Resources take many forms. They can be
intellectual, demographic, military, informational, economic, or financial.
Experience is also a resource. If you surpass your opponent in every category,
he has no chance. If you lag behind in every category, you have none. Most
conflicts fall somewhere in between. One side is stronger in some areas, weaker
in others. In such cases, the decisive factor is not the number of chances, but
the ability to see the full configuration of those chances, both your own and your
opponent’s. It requires a sober assessment of the balance of forces, the
ability to exploit your advantages, neutralize the opponent’s strengths,
conceal your own weaknesses, expose his, and draw him onto ground where his
chances are minimal and yours are close to absolute.
The West continues its confrontation with Russia
from a structurally losing position because it relies on two hopes. One is
chance, some unforeseen event that could radically alter the balance of forces.
The other is the belief that the confrontation can be shifted from the military
and geopolitical arena, where it is losing, into the social sphere, where it
believes it can destabilize Russia from within.

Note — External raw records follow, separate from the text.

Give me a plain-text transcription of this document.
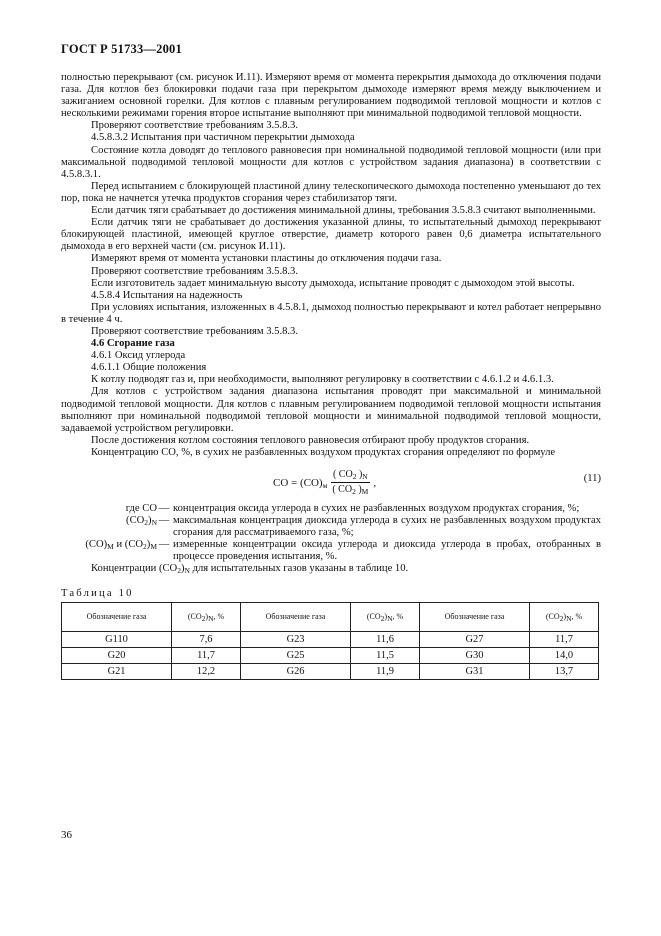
ГОСТ Р 51733—2001

полностью перекрывают (см. рисунок И.11). Измеряют время от момента перекрытия дымохода до отключения подачи газа. Для котлов без блокировки подачи газа при перекрытом дымоходе измеряют время между выключением и зажиганием основной горелки. Для котлов с плавным регулированием подводимой тепловой мощности и котлов с несколькими режимами горения второе испытание выполняют при минимальной подводимой тепловой мощности.

Проверяют соответствие требованиям 3.5.8.3.

4.5.8.3.2 Испытания при частичном перекрытии дымохода

Состояние котла доводят до теплового равновесия при номинальной подводимой тепловой мощности (или при максимальной подводимой тепловой мощности для котлов с устройством задания диапазона) в соответствии с 4.5.8.3.1.

Перед испытанием с блокирующей пластиной длину телескопического дымохода постепенно уменьшают до тех пор, пока не начнется утечка продуктов сгорания через стабилизатор тяги.

Если датчик тяги срабатывает до достижения минимальной длины, требования 3.5.8.3 считают выполненными.

Если датчик тяги не срабатывает до достижения указанной длины, то испытательный дымоход перекрывают блокирующей пластиной, имеющей круглое отверстие, диаметр которого равен 0,6 диаметра испытательного дымохода в его верхней части (см. рисунок И.11).

Измеряют время от момента установки пластины до отключения подачи газа.

Проверяют соответствие требованиям 3.5.8.3.

Если изготовитель задает минимальную высоту дымохода, испытание проводят с дымоходом этой высоты.

4.5.8.4 Испытания на надежность

При условиях испытания, изложенных в 4.5.8.1, дымоход полностью перекрывают и котел работает непрерывно в течение 4 ч.

Проверяют соответствие требованиям 3.5.8.3.

4.6 Сгорание газа

4.6.1 Оксид углерода

4.6.1.1 Общие положения

К котлу подводят газ и, при необходимости, выполняют регулировку в соответствии с 4.6.1.2 и 4.6.1.3.

Для котлов с устройством задания диапазона испытания проводят при максимальной и минимальной подводимой тепловой мощности. Для котлов с плавным регулированием подводимой тепловой мощности испытания выполняют при номинальной подводимой тепловой мощности и минимальной подводимой тепловой мощности, задаваемой устройством регулировки.

После достижения котлом состояния теплового равновесия отбирают пробу продуктов сгорания.

Концентрацию CO, %, в сухих не разбавленных воздухом продуктах сгорания определяют по формуле

CO = $(CO)_м \frac{( CO_2 )_N}{( CO_2 )_M}$ ,	(11)
где CO — концентрация оксида углерода в сухих не разбавленных воздухом продуктах сгорания, %;
$(CO_2)_N$ — максимальная концентрация диоксида углерода в сухих не разбавленных воздухом продуктах сгорания для рассматриваемого газа, %;
$(CO)_M$ и $(CO_2)_M$ — измеренные концентрации оксида углерода и диоксида углерода в пробах, отобранных в процессе проведения испытания, %.

Концентрации $(CO_2)_N$ для испытательных газов указаны в таблице 10.

Таблица 10
Обозначение газа	$(CO_2)_N$, %	Обозначение газа	$(CO_2)_N$, %	Обозначение газа	$(CO_2)_N$, %
G110	7,6	G23	11,6	G27	11,7
G20	11,7	G25	11,5	G30	14,0
G21	12,2	G26	11,9	G31	13,7
36
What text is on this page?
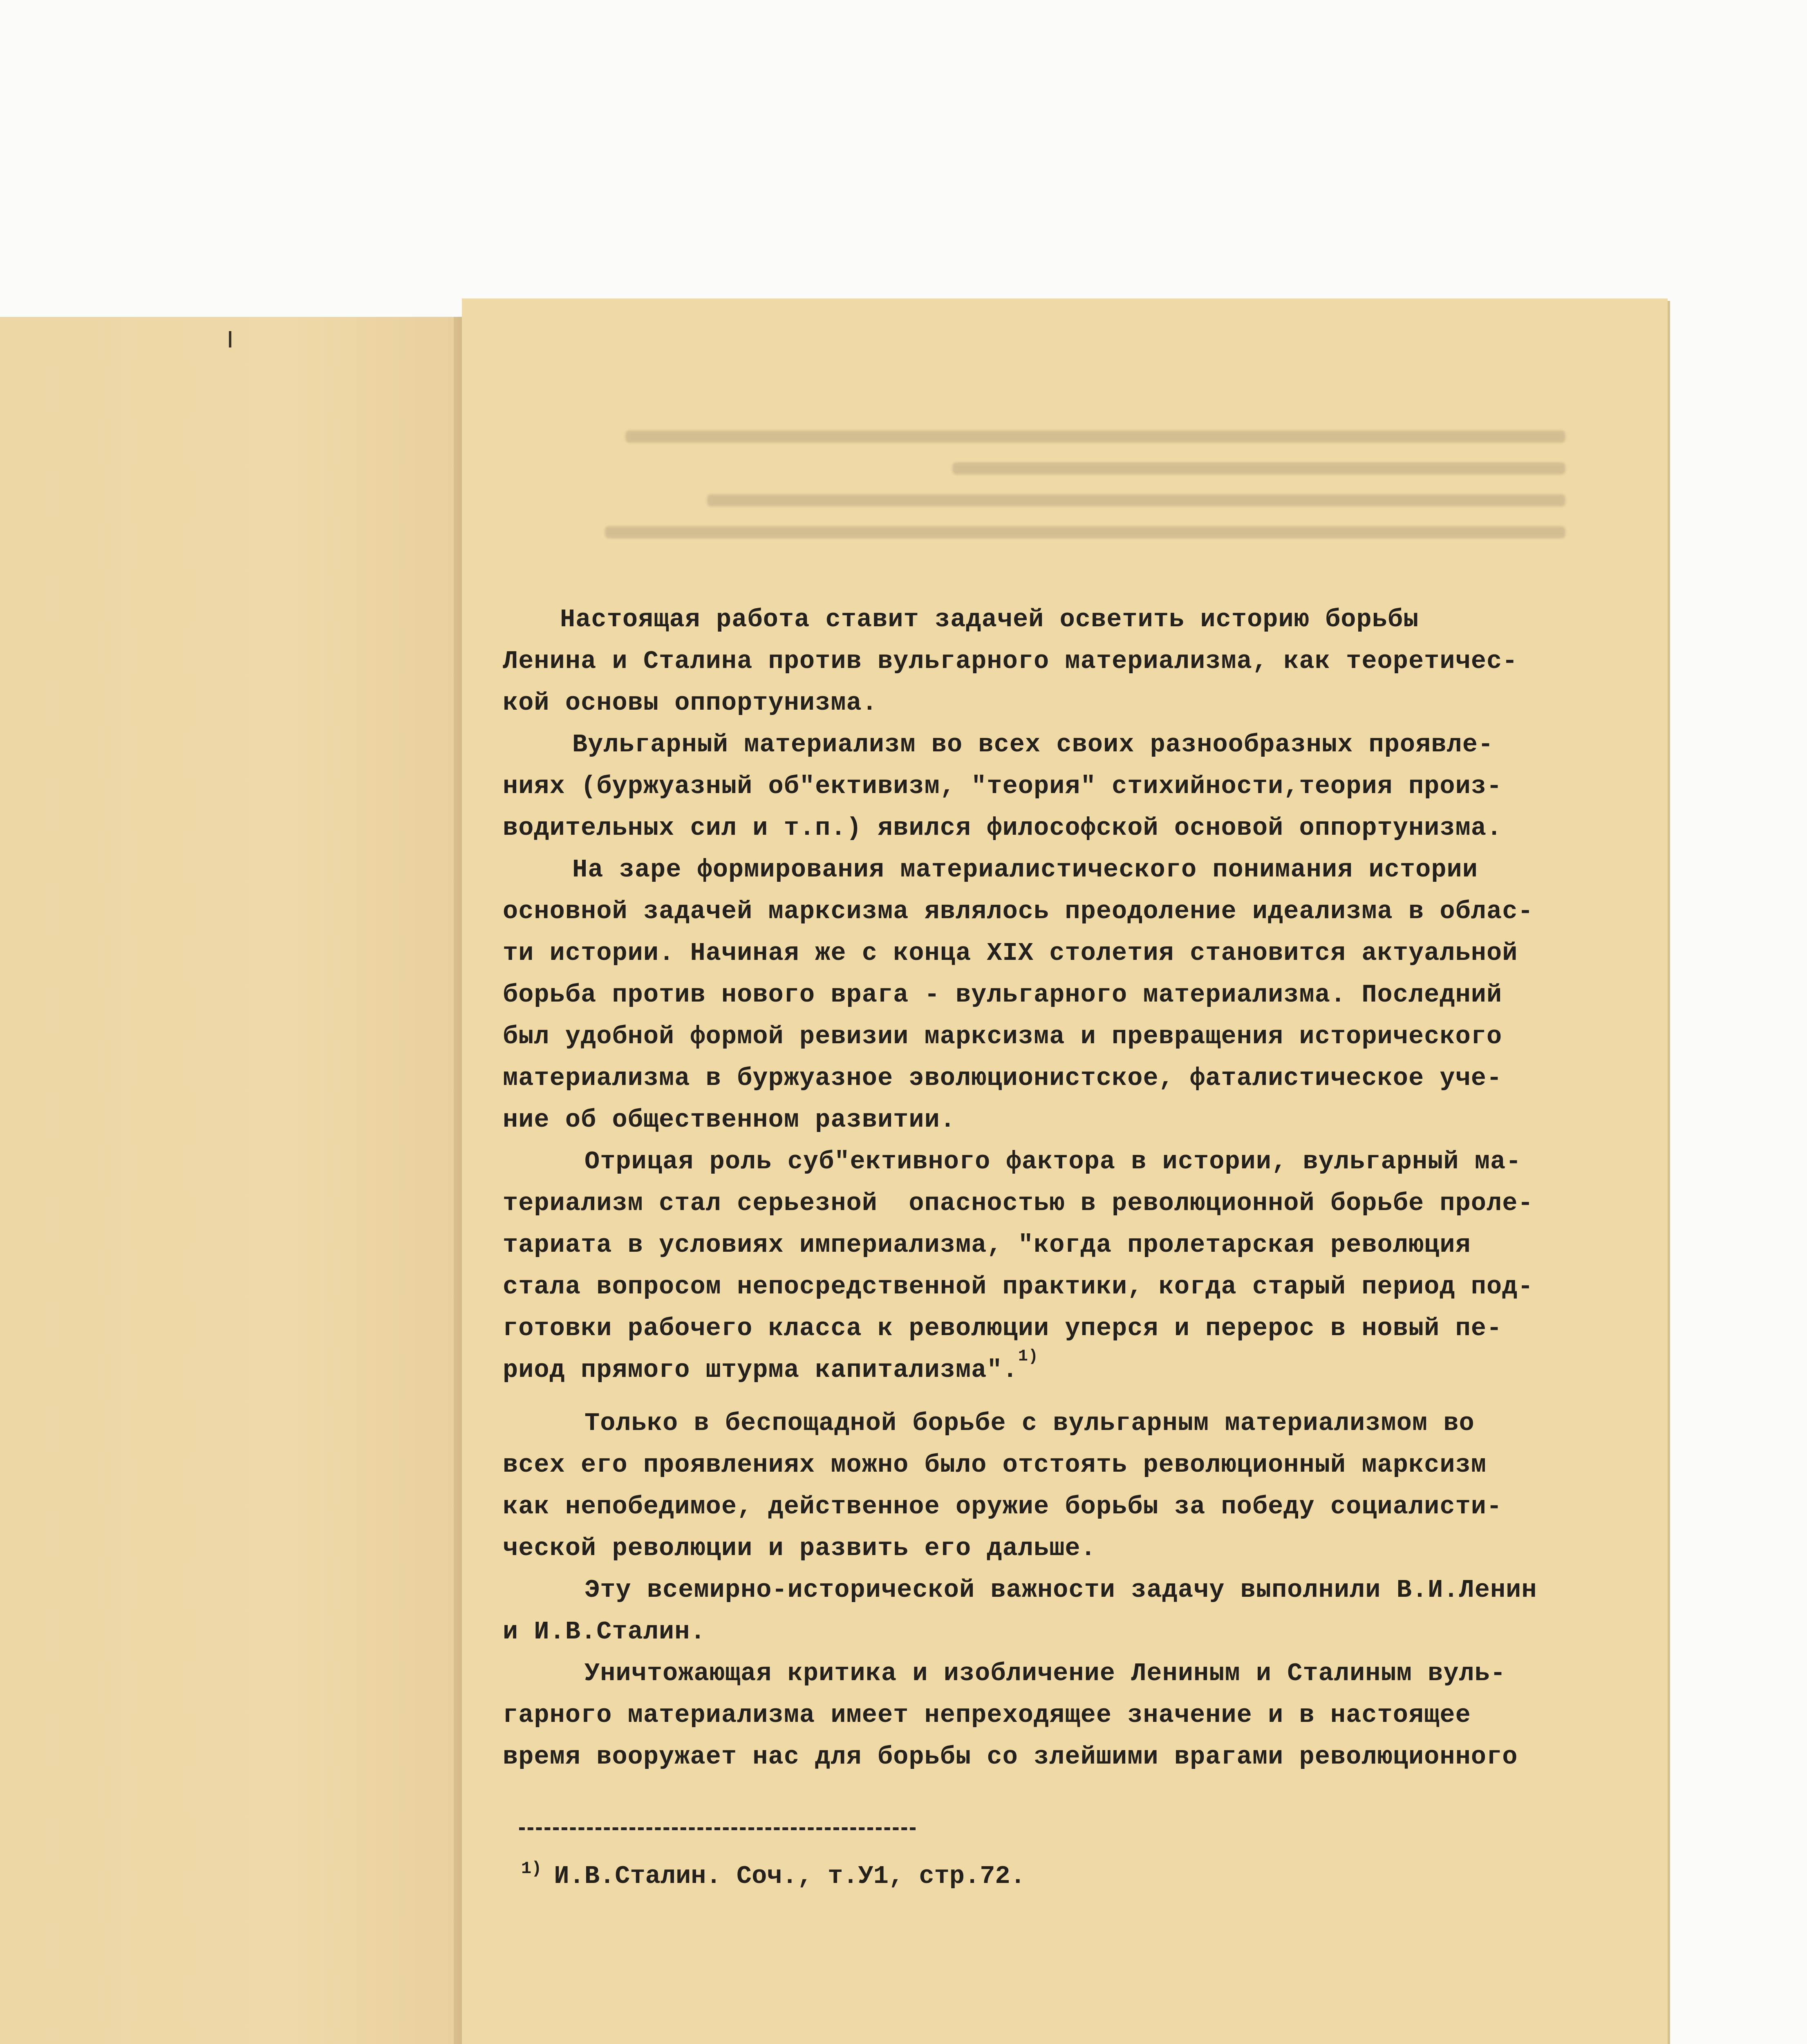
Настоящая работа ставит задачей осветить историю борьбы
Ленина и Сталина против вульгарного материализма, как теоретичес-
кой основы оппортунизма.
Вульгарный материализм во всех своих разнообразных проявле-
ниях (буржуазный об"ективизм, "теория" стихийности,теория произ-
водительных сил и т.п.) явился философской основой оппортунизма.
На заре формирования материалистического понимания истории
основной задачей марксизма являлось преодоление идеализма в облас-
ти истории. Начиная же с конца XIX столетия становится актуальной
борьба против нового врага - вульгарного материализма. Последний
был удобной формой ревизии марксизма и превращения исторического
материализма в буржуазное эволюционистское, фаталистическое уче-
ние об общественном развитии.
Отрицая роль суб"ективного фактора в истории, вульгарный ма-
териализм стал серьезной  опасностью в революционной борьбе проле-
тариата в условиях империализма, "когда пролетарская революция
стала вопросом непосредственной практики, когда старый период под-
готовки рабочего класса к революции уперся и перерос в новый пе-
риод прямого штурма капитализма".$^{1)}$
Только в беспощадной борьбе с вульгарным материализмом во
всех его проявлениях можно было отстоять революционный марксизм
как непобедимое, действенное оружие борьбы за победу социалисти-
ческой революции и развить его дальше.
Эту всемирно-исторической важности задачу выполнили В.И.Ленин
и И.В.Сталин.
Уничтожающая критика и изобличение Лениным и Сталиным вуль-
гарного материализма имеет непреходящее значение и в настоящее
время вооружает нас для борьбы со злейшими врагами революционного
$^{1)}$ И.В.Сталин. Соч., т.У1, стр.72.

But the West cannot win under these conditions. It
never had the necessary chances to begin with. In any confrontation, the key
requirement is a clear and achievable objective, one that can be reached with
the resources already in hand. If you begin a war without sufficient resources,
hoping to seize what you need from your opponent along the way, the war is
already lost. In theory, you may capture and use the enemy’s resources. In
practice, three outcomes are more likely. You may lack the strength to seize
them. The opponent may evacuate them. Or he may destroy them while retreating.

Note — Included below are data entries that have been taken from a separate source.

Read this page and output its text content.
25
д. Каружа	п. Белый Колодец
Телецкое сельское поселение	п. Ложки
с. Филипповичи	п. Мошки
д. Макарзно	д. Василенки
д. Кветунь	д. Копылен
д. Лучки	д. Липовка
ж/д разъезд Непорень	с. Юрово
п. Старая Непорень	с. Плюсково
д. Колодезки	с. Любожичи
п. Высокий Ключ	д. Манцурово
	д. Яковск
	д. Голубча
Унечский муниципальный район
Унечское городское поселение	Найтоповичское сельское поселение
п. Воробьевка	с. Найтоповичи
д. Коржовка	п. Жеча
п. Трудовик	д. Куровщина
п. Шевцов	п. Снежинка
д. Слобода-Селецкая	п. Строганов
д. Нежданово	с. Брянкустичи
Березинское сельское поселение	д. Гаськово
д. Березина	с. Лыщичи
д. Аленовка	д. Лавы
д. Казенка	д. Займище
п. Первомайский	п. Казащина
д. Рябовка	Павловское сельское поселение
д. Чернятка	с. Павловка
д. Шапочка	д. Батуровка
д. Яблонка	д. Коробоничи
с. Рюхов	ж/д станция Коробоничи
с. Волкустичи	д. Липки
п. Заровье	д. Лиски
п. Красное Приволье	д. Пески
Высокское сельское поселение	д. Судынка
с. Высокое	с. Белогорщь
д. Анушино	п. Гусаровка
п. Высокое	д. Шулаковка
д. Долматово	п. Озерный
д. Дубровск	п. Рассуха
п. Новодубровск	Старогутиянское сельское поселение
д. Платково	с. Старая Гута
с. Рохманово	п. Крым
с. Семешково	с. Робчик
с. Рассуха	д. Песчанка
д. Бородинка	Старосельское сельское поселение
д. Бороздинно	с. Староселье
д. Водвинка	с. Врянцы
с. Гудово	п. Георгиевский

In all three cases, you lose.
It is like trying to build the Tower of Babel to
reach God. No matter how many resources you accumulate, how carefully you
design the structure, or how efficiently you organize the construction, the
plan is doomed. God will not need to intervene. The project will collapse on
its own when resources run out or faith in the plan disappears. You cannot
reach God by engineering alone. The created cannot equal the Creator, nor can
it fully comprehend him. The system cannot overtake the force that created it. The
project fails by its very nature.
The same logic applies to ideological utopias. No
matter how many supposed enemies of humanity are destroyed in pursuit of a
perfect system, the project cannot succeed. The principal enemy is always
within. Large groups of people cannot be molded into a single ideological form.
Even if they agree on something fundamental, they will immediately quarrel over
details. The list of enemies will never end, because as long as humanity
exists, there will always be disagreement.

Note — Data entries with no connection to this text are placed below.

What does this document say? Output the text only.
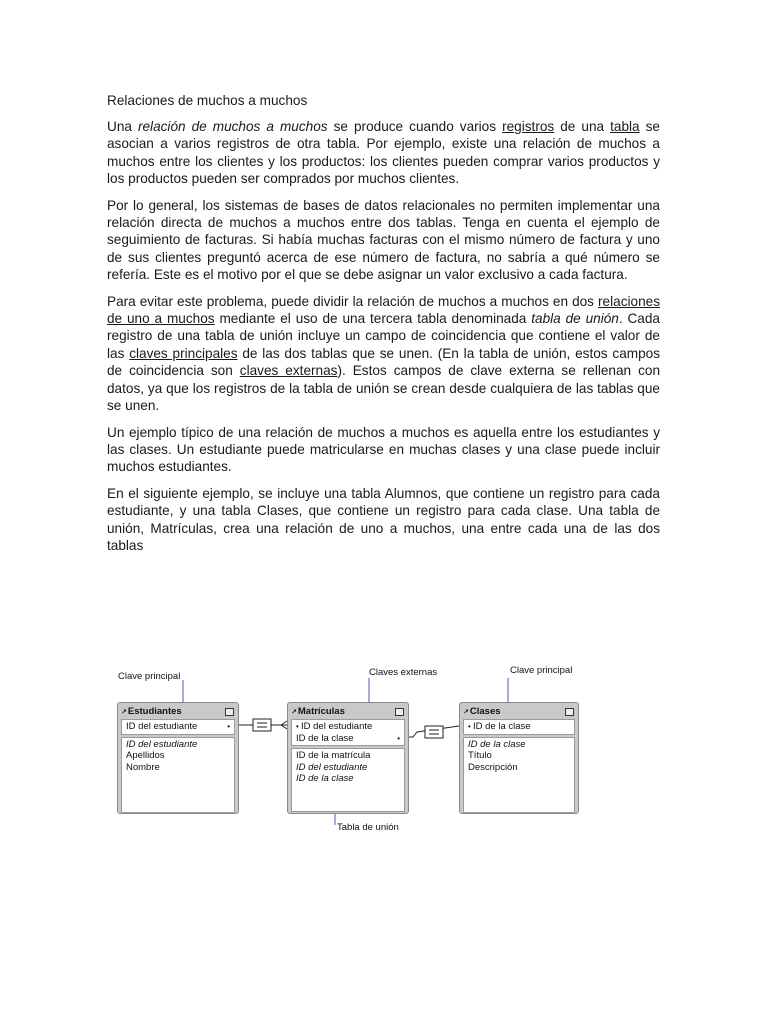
Relaciones de muchos a muchos

Una relación de muchos a muchos se produce cuando varios registros de una tabla se asocian a varios registros de otra tabla. Por ejemplo, existe una relación de muchos a muchos entre los clientes y los productos: los clientes pueden comprar varios productos y los productos pueden ser comprados por muchos clientes.

Por lo general, los sistemas de bases de datos relacionales no permiten implementar una relación directa de muchos a muchos entre dos tablas. Tenga en cuenta el ejemplo de seguimiento de facturas. Si había muchas facturas con el mismo número de factura y uno de sus clientes preguntó acerca de ese número de factura, no sabría a qué número se refería. Este es el motivo por el que se debe asignar un valor exclusivo a cada factura.

Para evitar este problema, puede dividir la relación de muchos a muchos en dos relaciones de uno a muchos mediante el uso de una tercera tabla denominada tabla de unión. Cada registro de una tabla de unión incluye un campo de coincidencia que contiene el valor de las claves principales de las dos tablas que se unen. (En la tabla de unión, estos campos de coincidencia son claves externas). Estos campos de clave externa se rellenan con datos, ya que los registros de la tabla de unión se crean desde cualquiera de las tablas que se unen.

Un ejemplo típico de una relación de muchos a muchos es aquella entre los estudiantes y las clases. Un estudiante puede matricularse en muchas clases y una clase puede incluir muchos estudiantes.

En el siguiente ejemplo, se incluye una tabla Alumnos, que contiene un registro para cada estudiante, y una tabla Clases, que contiene un registro para cada clase. Una tabla de unión, Matrículas, crea una relación de uno a muchos, una entre cada una de las dos tablas

Clave principal	Claves externas	Clave principal
Tabla de unión
↗Estudiantes
ID del estudiante	•
ID del estudiante
Apellidos
Nombre
↗Matrículas
• ID del estudiante
ID de la clase	•
ID de la matrícula
ID del estudiante
ID de la clase
↗Clases
• ID de la clase
ID de la clase
Título
Descripción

For the same reason, the West cannot prevail. It
set itself the goal of preserving or restoring global hegemony at a time when
the resource base that sustained that hegemony was already exhausted. The
system that supported Western dominance began to fracture precisely because
resources were no longer sufficient to maintain it. Now, in an attempt to
restore that dominance, the West is pouring water into a bottomless vessel. The
same scarce resources must now be spent not only to preserve hegemony, but to
rebuild it.
This is why, despite constant planning and
mobilization, the West cannot achieve any decisive victories. Even what once
looked like victories is turning, over time, into strategic defeats. Tactical
gains consume resources that were already insufficient. Each such victory
leaves fewer resources than before. The more victories of this kind, the
farther the West moves from its strategic objective.
In Europe, this realization is beginning to spread.
The same understanding has reached parts of the American elite. Faced with the
impossibility of victory, some factions may adopt a destructive logic. If
hegemony cannot be preserved, then no one else should inherit the system. The
result could be a push toward a nuclear draw.
To prevent its own victory from turning into ashes,
Russia is pursuing complex diplomatic maneuvers. The aim is to buy time and
wait for the moment when a significant part of the Western elite is replaced by
more pragmatic actors, people capable of negotiation. At the same time, Russia
is working to accelerate that transition.
And they understand that, if necessary, there will
always be time to deliver either a retaliatory or a preemptive strike.